3. Mas Tirtodarmo Haryono
Lahir: 20 Januari 1920
Pangkat: Letnan Jenderal Anumerta TNI
Jabatan: Deputi III Menteri/Panglima AD Bidang Perencanaan dan Pembinaan
Meninggal: Lubang Buaya, Jakarta Timur, 1 Oktober 1965
MT Haryono pernah menempuh pendidikan di Ika Dai Gakko (sekolah tinggi kedokteran) pada masa Jepang, meskipun tidak sampai selesai dikarenakan Jepang menyerah. Keahliannya saat berunding dan memahami beberapa bahasa asing (Jerman, Belanda, Inggris) menjadikan dirinya didaulat sebagai atase militer Indonesia di Belanda.
Setelah diproklamirkan kemerdekaan Indonesia, MT Haryono bergabung ke dalam TKR dan menerima pangkat Mayor disana. Ia beberapa kali mendapatkan tugas sebagai anggota delegasi Indonesia ketika perundingan Inggris dan Belanda seperti Konferensi Meja Bundar (KMB).
4. Siswondo Parman
Lahir: 4 Agustus 1918
Pangkat: Letnan Jenderal Anumerta TNI
Jabatan: Asisten I Menteri/Panglima AD Bidang Intelijen
Meninggal: Lubang Buaya, Jakarta Timur, 1 Oktober 1965
Siwondo Parman pernah menjadi siswa di sekolah kedokteran meskipun akhirnya berhenti setelah Jepang menjajah Indonesia. Dalam perjalanan karir Parman bermula saat bergabung di Tentara Keamanan Rakyat (TKR) setelah kemerdekaan Indonesia 1945, yang selang beberapa bulan kemudian Parman diangkat menjadi kepala staf polisi militer yang berada di Yogyakarta.
Tak berhenti sampai disitu, Parman juga pernah menjadi polisi militer, penerjemah, kepala staf Gubernur militer di Jabodetabek berpangkat Mayor, hingga asisten intelijen bagi KSAD Jenderal Ahmad Yani. Parman memberikan banyak kontribusi dengan menggagalkan pemberontakan Angkatan Perang Ratu Adil (APRA), dimana pasukan tersebut dipimpin Raymond Westerling yang mengakibatkan Parman dikirim sekolah polisi militer di Amerika.
5. Donald Isaac Panjaitan
Lahir: 9 Juni 1925
Pangkat: Mayor Jenderal Anumerta TNI
Jabatan: Asisten IV Menteri/Panglima AD Bidang Logistik
Para pahlawan revolusi yang tewas akibat Gerakan 30 September 1965 (G30S). (Sumber: Tribunnews)

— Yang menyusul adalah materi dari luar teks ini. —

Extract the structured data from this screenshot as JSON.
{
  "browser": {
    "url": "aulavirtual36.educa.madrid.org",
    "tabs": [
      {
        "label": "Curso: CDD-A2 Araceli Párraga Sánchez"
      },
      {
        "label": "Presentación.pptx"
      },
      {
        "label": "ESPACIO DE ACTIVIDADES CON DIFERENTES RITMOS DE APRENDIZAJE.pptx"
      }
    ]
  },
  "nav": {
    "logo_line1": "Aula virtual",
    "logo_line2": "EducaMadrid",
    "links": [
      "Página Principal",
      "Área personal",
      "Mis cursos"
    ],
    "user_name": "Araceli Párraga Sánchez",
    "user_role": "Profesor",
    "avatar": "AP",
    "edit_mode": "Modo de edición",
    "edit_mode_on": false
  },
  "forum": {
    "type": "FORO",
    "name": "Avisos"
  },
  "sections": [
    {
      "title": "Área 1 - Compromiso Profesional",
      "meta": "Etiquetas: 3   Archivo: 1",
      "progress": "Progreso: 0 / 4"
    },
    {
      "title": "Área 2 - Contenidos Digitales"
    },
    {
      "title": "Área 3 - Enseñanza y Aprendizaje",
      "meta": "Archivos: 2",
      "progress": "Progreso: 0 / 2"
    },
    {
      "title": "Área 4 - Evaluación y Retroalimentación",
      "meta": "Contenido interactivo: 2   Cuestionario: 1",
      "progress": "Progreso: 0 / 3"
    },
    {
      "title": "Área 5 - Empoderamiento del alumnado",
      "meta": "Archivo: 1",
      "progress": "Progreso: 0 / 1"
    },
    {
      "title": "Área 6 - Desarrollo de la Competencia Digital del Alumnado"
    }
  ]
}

Meninggal: Lubang Buaya, Jakarta Timur, 1 Oktober 1965
Di saat Jepang menguasai Indonesia, Pandjaitan baru saja menyelesaikan sekolahnya yang kemudian setelah tamat SMA, Pandjaitan menjadi tentara sukarela di wilayah Pekanbaru, Riau. Pandjaitan juga bergabung di TKR dan langsung menjabat menjadi komandan batalyon, yang tak lama kemudian dimandatkan menjadi Komandan Pendidikan Divisi IX/Banteng di Bukittinggi pada 1948. Selanjutnya ia beralih menjabat sebagai Kepala Staf Umum IV di Komandemen Tentara Sumatera, menjadi pimpinan Perbekalan Pemerintah Darurat RI saat agresi militer belanda ke I dan II.
Sebelum peristiwa penculikan pada 30 September 1965, Pandjaitan ditugaskan ke Amerika Serikat untuk mengikuti kursus militer di Associated Command and General Staff College di wilayah Fort Leavenworth. Selanjutnya, ia juga pernah mengikuti kursus atase militer pada 1965 sebelum akhirnya kembali diamanatkan menjadi Menteri Panglima Angkatan Darurat Jenderal AH Nasution bagian logistik.
6. Sutoyo Siswomiharjo
Lahir: 28 Agustus 1922
Pangkat: Mayor Jenderal Anumerta TNI
Jabatan: Inspektur Kehakiman/Oditur Jenderal Angkatan Darat
Meninggal: Lubang Buaya, Jakarta Timur, 1 Oktober 1965
Perjalanan pendidikannya setelah menuntut ilmu di AMS, ia melanjutkan studinya di Sekolah Pendidikan Pegawai Negeri di Jakarta. Pasca kemerdekaan Indonesia, Sutoyo atau pak Toyo bergabung dengan satuan Polisi TKR, yang tak lama kemudian ia memperoleh tugas untuk menjadi seorang ajudan Jenderal Gatot Subroto yang kala itu menjabat sebagai komandan polisi militer.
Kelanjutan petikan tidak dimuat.